In the past, the Taiwan Research Foundation held the name “Taiwan” high as it adopted the social enlightenment, activism and spirit of Taiwanese democracy pioneer Chiang Wei-shui (蔣渭水). The foundation called on intellectuals to engage in local research, and together consider and study the significance and value of Taiwan’s existence, and how to bring about fair and just constitutional democracy in Taiwan.
Two books published by the fund in 1989, National Defense White Paper and Monopoly and Exploitation: A Political Economic Analysis of Authoritarianism, opened up two academic and policy fields unfamiliar to academics and members of the opposition movement.
The academic field involved systemic issues, such as national defense strategy and the institutionalization of the military, while the policy field focused on how the Chinese Nationalist Party (KMT) used its political power and economic interests to develop a patron-client relationship with the Taiwan-centered political elite. Little by little, it also uncovered the process through which the KMT used its ill-gotten party assets and commercial monopolies to become a political and economic beast.
The Democratic Progressive Party (DPP) government’s entire policy for settling the KMT party asset issue is based on the groundbreaking studies by the foundation 30 years ago.
The foundation’s pioneering spirit and inclusive platform attracted a group of academics and students that cared for Taiwan’s development, and in 1990, the Wild Lily Student Movement forced the KMT government to end the Period of National Mobilization for Suppression of the Communist Rebellion (動員戡亂時期). This marked the start of Taiwan’s development toward constitutional reform and democratization.
The foundation was valuable because it provided academics with dissenting opinion as well as young academics and students with a platform, and allowed the spark of their surging intellects to light the flames of reform and help Taiwan move forward.

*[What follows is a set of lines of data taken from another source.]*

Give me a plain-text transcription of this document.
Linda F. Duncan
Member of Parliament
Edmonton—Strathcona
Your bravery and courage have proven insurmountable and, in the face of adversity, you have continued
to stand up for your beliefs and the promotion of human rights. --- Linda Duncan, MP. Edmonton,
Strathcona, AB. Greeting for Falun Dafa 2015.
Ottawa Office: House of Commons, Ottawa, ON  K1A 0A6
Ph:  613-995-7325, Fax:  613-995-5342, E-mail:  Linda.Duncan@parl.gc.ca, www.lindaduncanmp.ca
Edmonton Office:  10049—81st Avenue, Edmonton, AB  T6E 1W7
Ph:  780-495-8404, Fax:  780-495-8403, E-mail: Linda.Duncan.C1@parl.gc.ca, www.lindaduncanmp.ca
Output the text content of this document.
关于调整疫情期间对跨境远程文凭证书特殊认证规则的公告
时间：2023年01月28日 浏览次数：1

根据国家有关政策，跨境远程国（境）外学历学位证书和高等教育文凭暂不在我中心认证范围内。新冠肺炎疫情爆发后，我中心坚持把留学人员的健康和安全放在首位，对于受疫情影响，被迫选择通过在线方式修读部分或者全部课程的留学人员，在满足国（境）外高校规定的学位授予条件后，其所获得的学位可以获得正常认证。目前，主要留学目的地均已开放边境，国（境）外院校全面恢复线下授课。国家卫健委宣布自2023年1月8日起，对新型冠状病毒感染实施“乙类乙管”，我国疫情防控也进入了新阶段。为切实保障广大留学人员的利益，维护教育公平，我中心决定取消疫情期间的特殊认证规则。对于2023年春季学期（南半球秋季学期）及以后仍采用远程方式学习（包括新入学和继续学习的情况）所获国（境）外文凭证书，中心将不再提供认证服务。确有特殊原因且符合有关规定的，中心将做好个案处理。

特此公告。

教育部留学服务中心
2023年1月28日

However, it did not pay enough attention to the rise of the PRC and the different speeds with which the strengths of the two sides of the Taiwan Strait would develop, or to the indulgence of opportunistic extreme nationalist dogmatists. Perhaps this is an issue the generation that directed its attention to the addressing and rationalizing Taiwan’s domestic order has left for the next generation.
The DPP has finally assumed the reins of government and this raises several questions: After 30 years of democratic transformation and several transitions of power, has the DPP realized the vision it had for Taiwan 30 years ago? If not, which aspects need to be reviewed and further discussed? In which direction should the DPP lead Taiwan as we are facing a new Cold War between the US and China and global interdependence? These are the big questions for the next 30 years.
Many of the student campaigners from that time, who later passed through the foundation, make up the backbone of Taiwan’s academic and political circles or will be the tomorrow’s brightest stars. Those in charge today are of a new generation no longer weighed down by the political resentments of the past. If a democratic government was the most urgent issue for the past 30 years, then sustainable development and the coming changes in the cross-strait relationship will be the biggest future challenges.
The question that we must face today is whether we have the same opportunity to bring together top Taiwanese academics and experts with a fundamental concern for and willingness to protect democracy, freedom and Taiwanese identity that we had 30 years ago, and if they would be able to look beyond the unification-independence issue and party factionalism to discuss and build a new consensus for a national development strategy.
Tseng Chien-yuan is an associate professor of public administration at Chung Hua University and an adviser to the Taiwan Brain Trust.